The impact of diameter, number of ribs, percentage of steel, compressive strength and cover thickness on the large concrete dome

Abstract

This paper presents an investigation of the finite element analysis via ANSYS12 software for the large concrete dome. Very few studies have been devoted to the case of the analysis of large concrete dome. The prediction of the analysis of large diameter concrete dome is a challenging task. This paper have a novel discussion for the non linear analysis of reinforced concrete or composite hemispherical dome of monolithically or partially interconnected ribs, running in the meridional of the dome. A simplified three dimensional finite element model is developed in ANSYS12, this analysis, which may be applied to three cases of hemispherical dome: unribbed, monolithic ribs, and composite ones. The interfaces between the precast radial ribs and the abutting cover in composite dome is modeled.
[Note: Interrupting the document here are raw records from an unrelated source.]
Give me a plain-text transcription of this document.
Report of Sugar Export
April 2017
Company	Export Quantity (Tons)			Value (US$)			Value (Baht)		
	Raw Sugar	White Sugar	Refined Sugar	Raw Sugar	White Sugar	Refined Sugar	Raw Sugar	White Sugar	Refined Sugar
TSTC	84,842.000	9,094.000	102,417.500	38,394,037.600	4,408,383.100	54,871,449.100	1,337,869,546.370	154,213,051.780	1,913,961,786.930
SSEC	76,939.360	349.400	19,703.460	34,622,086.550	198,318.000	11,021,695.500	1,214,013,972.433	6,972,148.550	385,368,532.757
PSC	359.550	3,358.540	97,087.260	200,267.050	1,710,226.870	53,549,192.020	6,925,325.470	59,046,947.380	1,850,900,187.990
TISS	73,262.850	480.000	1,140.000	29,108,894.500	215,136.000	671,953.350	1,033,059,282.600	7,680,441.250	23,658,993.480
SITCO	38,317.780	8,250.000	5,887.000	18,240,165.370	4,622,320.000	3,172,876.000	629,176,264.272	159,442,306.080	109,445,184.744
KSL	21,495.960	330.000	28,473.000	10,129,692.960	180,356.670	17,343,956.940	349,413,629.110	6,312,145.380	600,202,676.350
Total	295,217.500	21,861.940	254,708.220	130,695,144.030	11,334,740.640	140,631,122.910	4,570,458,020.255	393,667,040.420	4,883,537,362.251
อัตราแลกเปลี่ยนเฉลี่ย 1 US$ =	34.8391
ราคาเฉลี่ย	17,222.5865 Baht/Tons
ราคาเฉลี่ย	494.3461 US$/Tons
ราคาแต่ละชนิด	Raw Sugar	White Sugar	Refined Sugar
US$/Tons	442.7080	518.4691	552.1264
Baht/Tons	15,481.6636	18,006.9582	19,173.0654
Material non-linearity due to the cracking and crashing of the concrete and yielding of the reinforcing steel bars are taken into consideration during the analysis. The current application included initially, the analysis of unribbed hemispherical reinforce concrete dome by the recent finite element model and by the membrane theory of shells, have shown very high agreement in the membrane meridional and hoop normal stresses values which were all within the 3.3% margin of difference. Application of the present numerical model to hemispherical ribbed dome of the two specified types (monolithic concrete and composite ones) has produced variations of the three orthogonal normal stresses and the vertical displacement along meridional path from apex to base of dome, which are in perfect agreement with the logical structure behavior of such dome that is drawn by high structural inspection. A wide parametric study the impact of diameter, number of ribs, percentage of Steel, compressive strength and cover thickness on the large dome for the three cases to evaluate the quantities affect of the main parametric in the aspects of geometry, constitutions and material properties. Numerical percentages of the variation of ultimate loads and vertical deflection at dome apex with variation of each of those parametric has been computed when given the fundamental guidelines for the structural design of such dome.